Les avocats du Barreau de Caen ont fait le « buzz » hier, ils ont lancé leurs robes aux pieds de la Ministre de la Justice avant son discours pour protester contre la réforme de leur retraite. Par ce geste fort, ils ont voulu que les médias s’intéressent enfin à notre profession.

Nous avons prêté un serment, celui d’exercer dans la dignité, l’humanité, la conscience, l’indépendance et la probité.

Ce serment, je l’ai prêté le 7 janvier 2003, en robe.

Je n’aurai jamais pensé qu’un jour des Consœurs et des Confrères jetteraient cette robe, cette protection, cette armure de la défense en pâture aux médias pour être vus, écoutés,à défaut d’être entendus.

Cette image des robes gisant sur le sol du Tribunal Judiciaire de Caen est violente, bien moins que ce qui attend les justiciables et les avocats si cette réforme des retraites est adoptée.

Pour la première fois depuis 17 ans, je suis inquiète pour mon avenir, celui de la profession et celui de la démocratie.

Cette réforme est mortifère, nos cotisations seront doublées, nous perdrons un tiers de nos revenus, notre retraite minimum passera d’un peu plus de 1400 euros à 1000 euros par mois.

Pour ne pas fermer la porte de nos cabinets, nous devrons augmenter nos honoraires ou plutôt nous essayerons de les augmenter car la concurrence est rude.
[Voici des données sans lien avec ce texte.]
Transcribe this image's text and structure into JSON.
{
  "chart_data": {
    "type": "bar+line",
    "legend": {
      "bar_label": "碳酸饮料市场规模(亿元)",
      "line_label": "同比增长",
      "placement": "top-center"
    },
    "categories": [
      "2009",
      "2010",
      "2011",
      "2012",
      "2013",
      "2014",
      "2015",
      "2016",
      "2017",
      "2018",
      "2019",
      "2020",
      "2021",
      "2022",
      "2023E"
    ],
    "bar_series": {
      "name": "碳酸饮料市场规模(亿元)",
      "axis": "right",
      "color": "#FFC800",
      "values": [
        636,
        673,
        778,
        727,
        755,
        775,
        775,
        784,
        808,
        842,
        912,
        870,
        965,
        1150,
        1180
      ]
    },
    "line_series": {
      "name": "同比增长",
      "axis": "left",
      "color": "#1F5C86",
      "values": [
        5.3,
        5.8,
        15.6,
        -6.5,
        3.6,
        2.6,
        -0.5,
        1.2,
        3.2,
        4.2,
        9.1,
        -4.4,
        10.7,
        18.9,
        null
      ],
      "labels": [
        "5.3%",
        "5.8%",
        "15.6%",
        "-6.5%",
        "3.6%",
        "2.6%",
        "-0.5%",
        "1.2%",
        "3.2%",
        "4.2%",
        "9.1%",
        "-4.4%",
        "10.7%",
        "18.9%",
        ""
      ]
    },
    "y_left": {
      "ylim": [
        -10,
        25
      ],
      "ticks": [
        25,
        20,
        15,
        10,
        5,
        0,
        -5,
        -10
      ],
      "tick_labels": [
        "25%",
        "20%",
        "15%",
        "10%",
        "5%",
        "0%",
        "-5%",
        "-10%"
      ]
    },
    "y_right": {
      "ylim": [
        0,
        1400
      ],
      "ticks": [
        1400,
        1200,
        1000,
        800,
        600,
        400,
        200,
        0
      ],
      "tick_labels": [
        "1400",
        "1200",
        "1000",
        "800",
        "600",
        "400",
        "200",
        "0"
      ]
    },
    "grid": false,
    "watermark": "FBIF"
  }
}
La toile a démocratisé l’accès au droit et a paupérisé l’avocat. Les « tarifs » sont affichés et dans certains contentieux, ils sont indécents et dérisoires.

Pour survivre, il faudra aussi faire des choix difficiles. Pour des questions de rentabilité, nous devrons choisir d’abandonner les plus pauvres de nos clients, ceux qui sont déjà bien seuls. L’aide juridictionnelle sera de moins en moins acceptée. Les futurs justiciables seront très vite découragés. Après avoir essuyé une dizaine de refus, il laisseront tomber leur procédure ou s’ils sont défendeurs ne se défendront même pas.

Le Bâtonnier sera submergé de demandes de commissions d’office auxquelles il ne pourra pas faire face. Les jeunes Confrères abandonneront très vite la profession, ils n’en vivront pas. Ils devront s’installer sans avoir pu exercer en collaboration car les petits cabinets ne pourront plus se doter d’un collaborateur et les gros auront déjà fait le plein.

L’avocat, ciment de la démocratie ne sera plus.

Ma robe, ce sont mes parents qui me l’ont offerte.J’étais fière d’embrasser cette profession, de les défendre tous comme dit le slogan.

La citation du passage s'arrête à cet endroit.